Jennifer Carnahan wants to be the new face of the Republican Party of Minnesota

On appearances alone, Jennifer Carnahan's your typical Republican.

On appearances alone, Jennifer Carnahan's your typical Republican. Jennifer Carnahan

Jennifer Carnahan is an unconventionally ambitious rookie politician.

She's the rare moderate conservative who doesn’t hesitate to acknowledge Republicans have an image problem. Carnahan styles herself a quixotic idealist who harkens back to the founding ideals of the Republican Party. For these and other reasons, she's the underdog of underdogs.

Carnahan, 40, was adopted as an infant from South Korea by a Minnesota couple who raised her in Maple Grove. Her career in marketing transversed answering fanmail for the Florida Marlins to general management for McDonald’s, General Mills, Ecolab, and Swarovski, and she now juggles three upscale boutiques.

This past November, she ran as a Republican candidate for the state senate in a strongly DFL district comprising downtown and North Minneapolis.

Carnahan knew she couldn't win, and didn't: DFL Sen. Bobby Joe Champion was comfortably reelected, Carnahan gathering only 22 percent of the vote. But the Republican ran as though victory were always possible, she says, with her team knocking on more than 10,000 doors. She got 1,800 more votes than the last Republican to run for that seat, and outperformed Donald Trump by 56 percent.

The point was to move the needle, learn how to manage a campaign, and gain exposure to voters and within the party. One of those opportunities is opening up soon. Keith Downey's decision to step down as chairman of the Republican Party of Minnesota leaves a leadership vaccuum at the top of the state party.

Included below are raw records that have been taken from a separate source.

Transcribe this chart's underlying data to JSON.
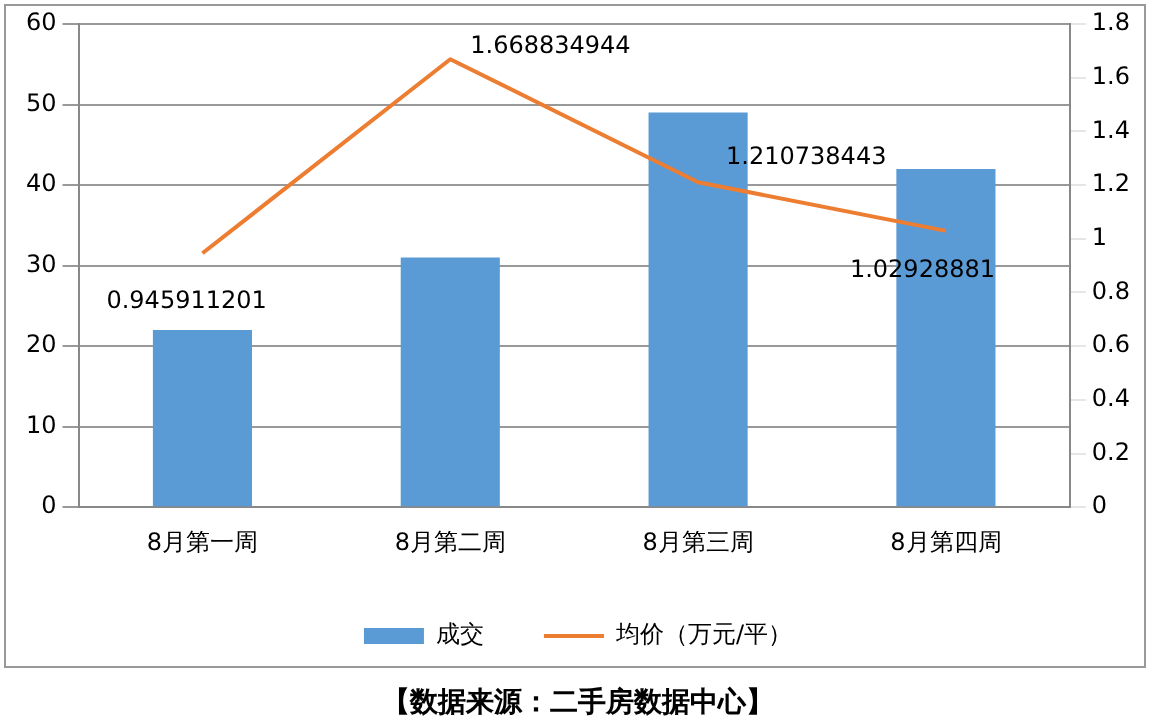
{
  "chart_data": {
    "type": "bar",
    "categories": [
      "8月第一周",
      "8月第二周",
      "8月第三周",
      "8月第四周"
    ],
    "series": [
      {
        "name": "成交",
        "color": "#5b9bd5",
        "values": [
          22,
          31,
          49,
          42
        ]
      },
      {
        "name": "均价（万元/平）",
        "type": "line",
        "axis": "y2",
        "color": "#ed7d31",
        "marker": "none",
        "values": [
          0.945911201,
          1.668834944,
          1.210738443,
          1.02928881
        ],
        "value_labels": [
          "0.945911201",
          "1.668834944",
          "1.210738443",
          "1.02928881"
        ]
      }
    ],
    "ylim": [
      0,
      60
    ],
    "yticks": [
      0,
      10,
      20,
      30,
      40,
      50,
      60
    ],
    "y2lim": [
      0,
      1.8
    ],
    "y2ticks": [
      0,
      0.2,
      0.4,
      0.6,
      0.8,
      1,
      1.2,
      1.4,
      1.6,
      1.8
    ],
    "grid": "y",
    "legend": "bottom",
    "annotations": [
      "【数据来源：二手房数据中心】"
    ]
  }
}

Carnahan is running to succeed him in a party election on April 29.

Carnahan says she’s perfect for the top job because the party’s brand could use a facelift, and she’s not the typical 50-year-old white man who’s usually at the helm.

“I think the perception that’s been created is not the reality of the Republican Party. The Republican Party is not a racist, close-minded, bigoted, anti-woman party,” she says. “I think I could help my party start to break down some of the negative perceptions that people may have, start to make inroads into different groups, whether it be minority groups or people that consider themselves more socially moderate, fiscally conservative.”

There are some who believe she’s getting ahead of herself, trying to cash in too early. In talking to other party members, from the grassroots level to leadership, Carnahan says she’s heard she’s too new to the game, and should wait her turn. She's been encouraged to join the board of the Minnesota Federation of Republican Women for a few years before the party would be open to her. Maybe she'd be ripe for stardom by the time she’s 50 or 60.

Other candidates have better name recognition. There’s Rick Rice, National Republican Committeeman who was just put in charge of the state party's finances, and Chris Fields, MN GOP deputy chair, who is African American and a retired Marine. Both have more experience than Carnahan.

She has no delusions about her chances. But still, it’s irked her to hear other Republicans try to tell her when she would be ready.

“My feedback to all of them is, the reason I’m a Republican is because we don’t believe in telling people when they can achieve something,” Carnahan says. “We always say Democrats are the ones who are trying to hold people back from realizing their potential. Now, if people don’t elect me, that’s fine. But I don’t think I should be told I can’t even try.”